All things considered, I think the biggest problem with Donald Trump's trade agenda is that he has no idea how little he understands about trade.
The president recently boasted, for example, in reference to trade policy, "I understand that issue better than anybody." He added soon after, "I know every ingredient. I know every stat. I know it better than anybody knows it."
And if that were true, it'd be quite reassuring, but it's not. In fact, what the Republican sees as one of his signature issues is actually one of the areas in which he's most confused.
Trump claimed yesterday afternoon that the United States would begin imposing an additional 10 percent tariff on $300 billion in Chinese imports starting next month. (I use the word "claimed," because it's often difficult to know whether the administration will actually do what the president says it will do.) Beijing, naturally, is threatening retaliatory measures.
But as part of the same announcement, Trump tweeted that the series of concessions he thought he'd received from China -- developments the White House has bragged about for months -- never actually materialized. It was intended as a criticism of Beijing, but it didn't do the president's credibility any favors.
Soon after, he presented reporters with familiar falsehoods regarding China and trade.
"They're paying for these tariffs; we're not. [...]
"It's been proven that our people are not paying for those tariffs."

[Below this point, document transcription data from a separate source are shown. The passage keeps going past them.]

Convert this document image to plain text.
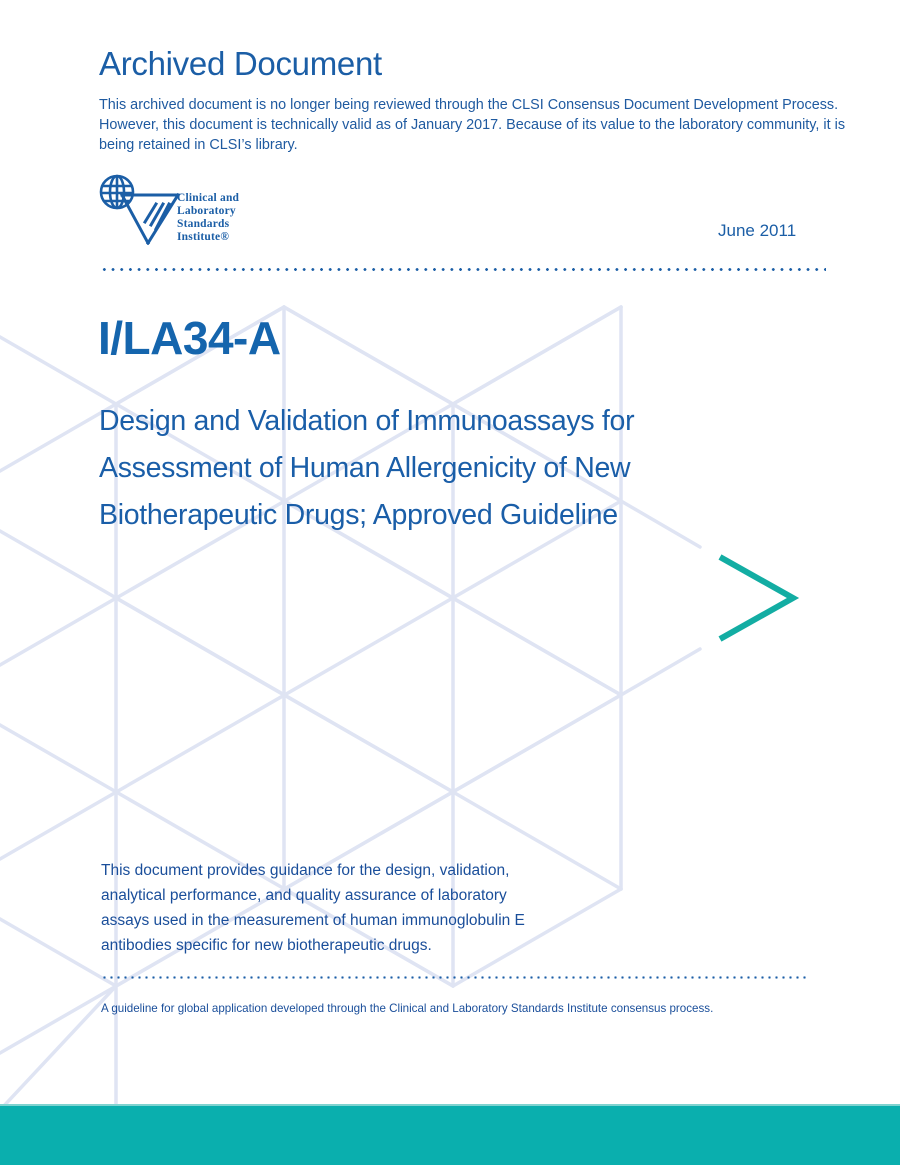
Archived Document
This archived document is no longer being reviewed through the CLSI Consensus Document Development Process. However, this document is technically valid as of January 2017. Because of its value to the laboratory community, it is being retained in CLSI’s library.
Clinical and
Laboratory
Standards
Institute®	June 2011
I/LA34-A
Design and Validation of Immunoassays for
Assessment of Human Allergenicity of New
Biotherapeutic Drugs; Approved Guideline
This document provides guidance for the design, validation,
analytical performance, and quality assurance of laboratory
assays used in the measurement of human immunoglobulin E
antibodies specific for new biotherapeutic drugs.
A guideline for global application developed through the Clinical and Laboratory Standards Institute consensus process.
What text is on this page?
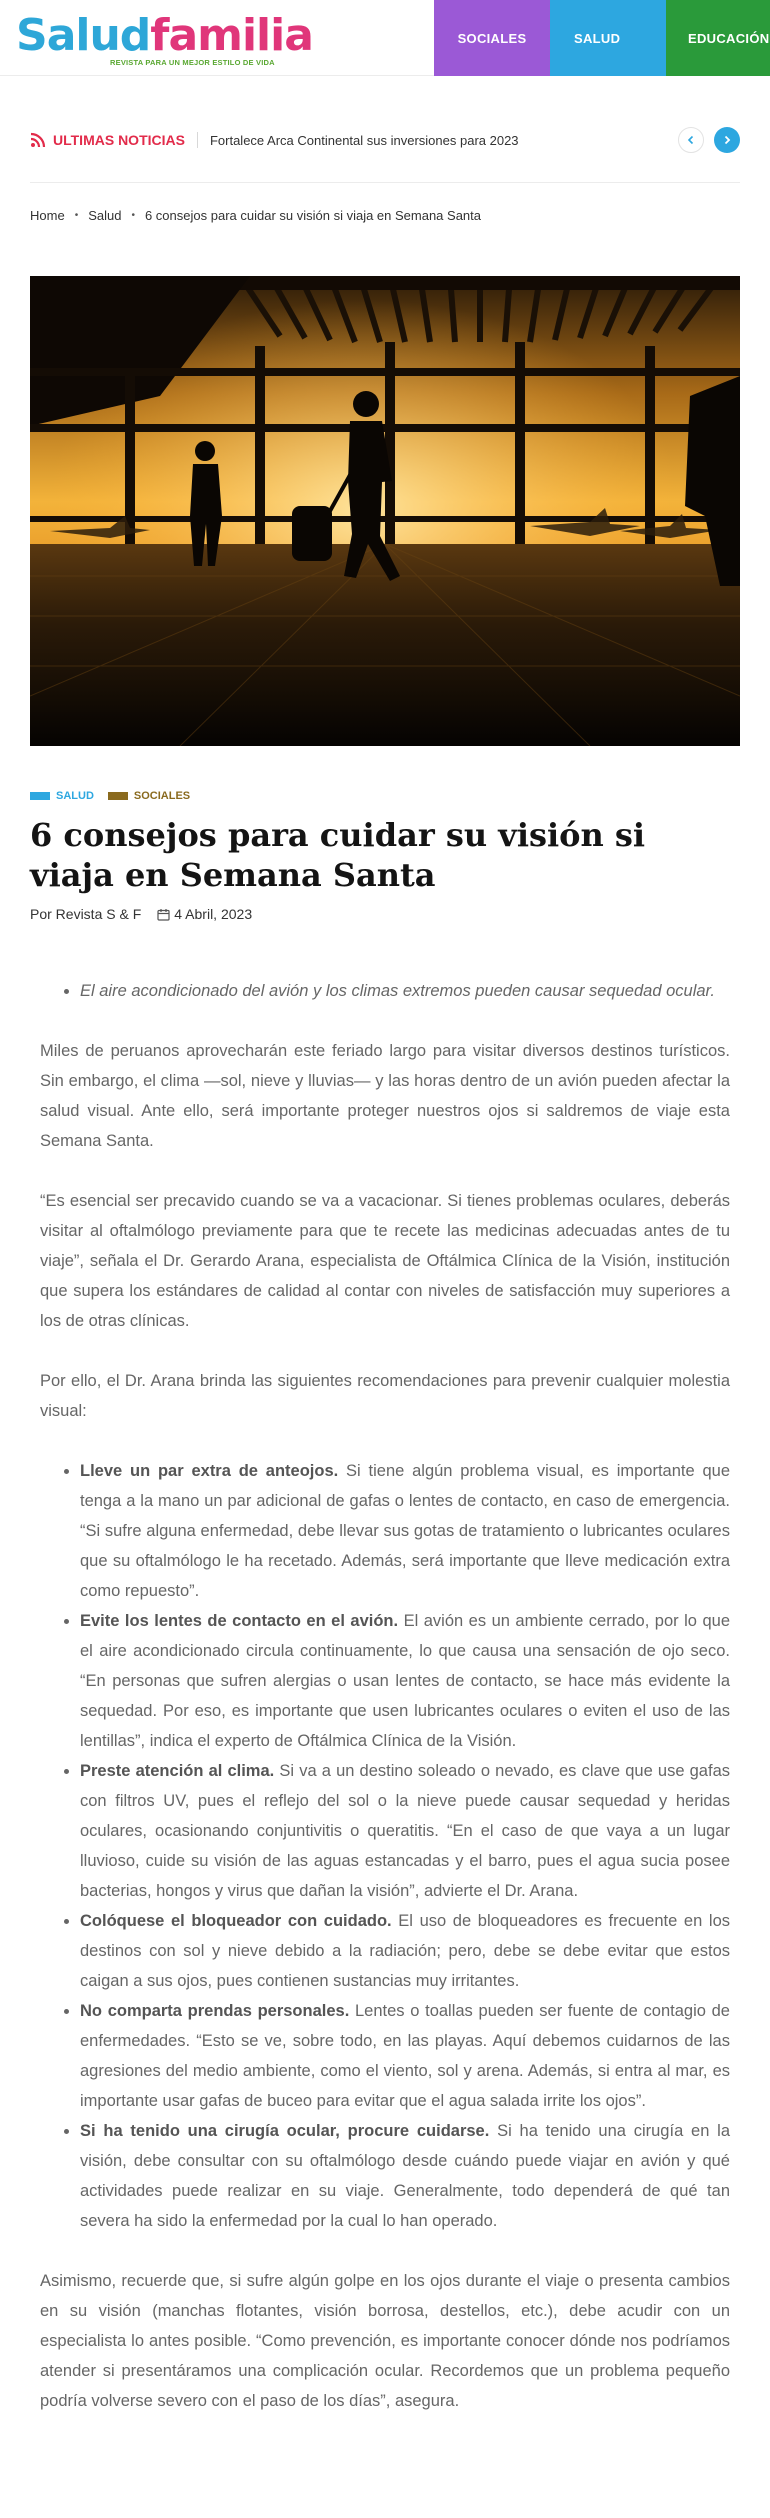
Saludfamilia
REVISTA PARA UN MEJOR ESTILO DE VIDA
SOCIALES	SALUD	EDUCACIÓN
ULTIMAS NOTICIAS Fortalece Arca Continental sus inversiones para 2023
Home • Salud • 6 consejos para cuidar su visión si viaja en Semana Santa
SALUD	SOCIALES
6 consejos para cuidar su visión si viaja en Semana Santa
Por Revista S & F 4 Abril, 2023
• El aire acondicionado del avión y los climas extremos pueden causar sequedad ocular.

Miles de peruanos aprovecharán este feriado largo para visitar diversos destinos turísticos. Sin embargo, el clima —sol, nieve y lluvias— y las horas dentro de un avión pueden afectar la salud visual. Ante ello, será importante proteger nuestros ojos si saldremos de viaje esta Semana Santa.

“Es esencial ser precavido cuando se va a vacacionar. Si tienes problemas oculares, deberás visitar al oftalmólogo previamente para que te recete las medicinas adecuadas antes de tu viaje”, señala el Dr. Gerardo Arana, especialista de Oftálmica Clínica de la Visión, institución que supera los estándares de calidad al contar con niveles de satisfacción muy superiores a los de otras clínicas.

Por ello, el Dr. Arana brinda las siguientes recomendaciones para prevenir cualquier molestia visual:

• Lleve un par extra de anteojos. Si tiene algún problema visual, es importante que tenga a la mano un par adicional de gafas o lentes de contacto, en caso de emergencia. “Si sufre alguna enfermedad, debe llevar sus gotas de tratamiento o lubricantes oculares que su oftalmólogo le ha recetado. Además, será importante que lleve medicación extra como repuesto”.
• Evite los lentes de contacto en el avión. El avión es un ambiente cerrado, por lo que el aire acondicionado circula continuamente, lo que causa una sensación de ojo seco. “En personas que sufren alergias o usan lentes de contacto, se hace más evidente la sequedad. Por eso, es importante que usen lubricantes oculares o eviten el uso de las lentillas”, indica el experto de Oftálmica Clínica de la Visión.
• Preste atención al clima. Si va a un destino soleado o nevado, es clave que use gafas con filtros UV, pues el reflejo del sol o la nieve puede causar sequedad y heridas oculares, ocasionando conjuntivitis o queratitis. “En el caso de que vaya a un lugar lluvioso, cuide su visión de las aguas estancadas y el barro, pues el agua sucia posee bacterias, hongos y virus que dañan la visión”, advierte el Dr. Arana.
• Colóquese el bloqueador con cuidado. El uso de bloqueadores es frecuente en los destinos con sol y nieve debido a la radiación; pero, debe se debe evitar que estos caigan a sus ojos, pues contienen sustancias muy irritantes.
• No comparta prendas personales. Lentes o toallas pueden ser fuente de contagio de enfermedades. “Esto se ve, sobre todo, en las playas. Aquí debemos cuidarnos de las agresiones del medio ambiente, como el viento, sol y arena. Además, si entra al mar, es importante usar gafas de buceo para evitar que el agua salada irrite los ojos”.
• Si ha tenido una cirugía ocular, procure cuidarse. Si ha tenido una cirugía en la visión, debe consultar con su oftalmólogo desde cuándo puede viajar en avión y qué actividades puede realizar en su viaje. Generalmente, todo dependerá de qué tan severa ha sido la enfermedad por la cual lo han operado.

Asimismo, recuerde que, si sufre algún golpe en los ojos durante el viaje o presenta cambios en su visión (manchas flotantes, visión borrosa, destellos, etc.), debe acudir con un especialista lo antes posible. “Como prevención, es importante conocer dónde nos podríamos atender si presentáramos una complicación ocular. Recordemos que un problema pequeño podría volverse severo con el paso de los días”, asegura.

Even Trump should be able to understand that the opposite has been proven. Here's a study someone can go over with the president on the effects of his agenda. Here's another. And another. All of the evidence is consistent with common sense: Americans end up paying more as a result of Trump's tariffs. They are, for all intents and purposes, a Trump tax hike on consumers in his own country.
Even Larry Kudlow, the top voice on economic policy in Trump's White House, recently acknowledged during a nationally televised interview that the president's claims about tariffs are wrong.
But that's just the start of the problem. Trump added yesterday, referring to Chinese officials, "If they don't want to trade with us anymore, that would be fine with me. We'd save a lot of money."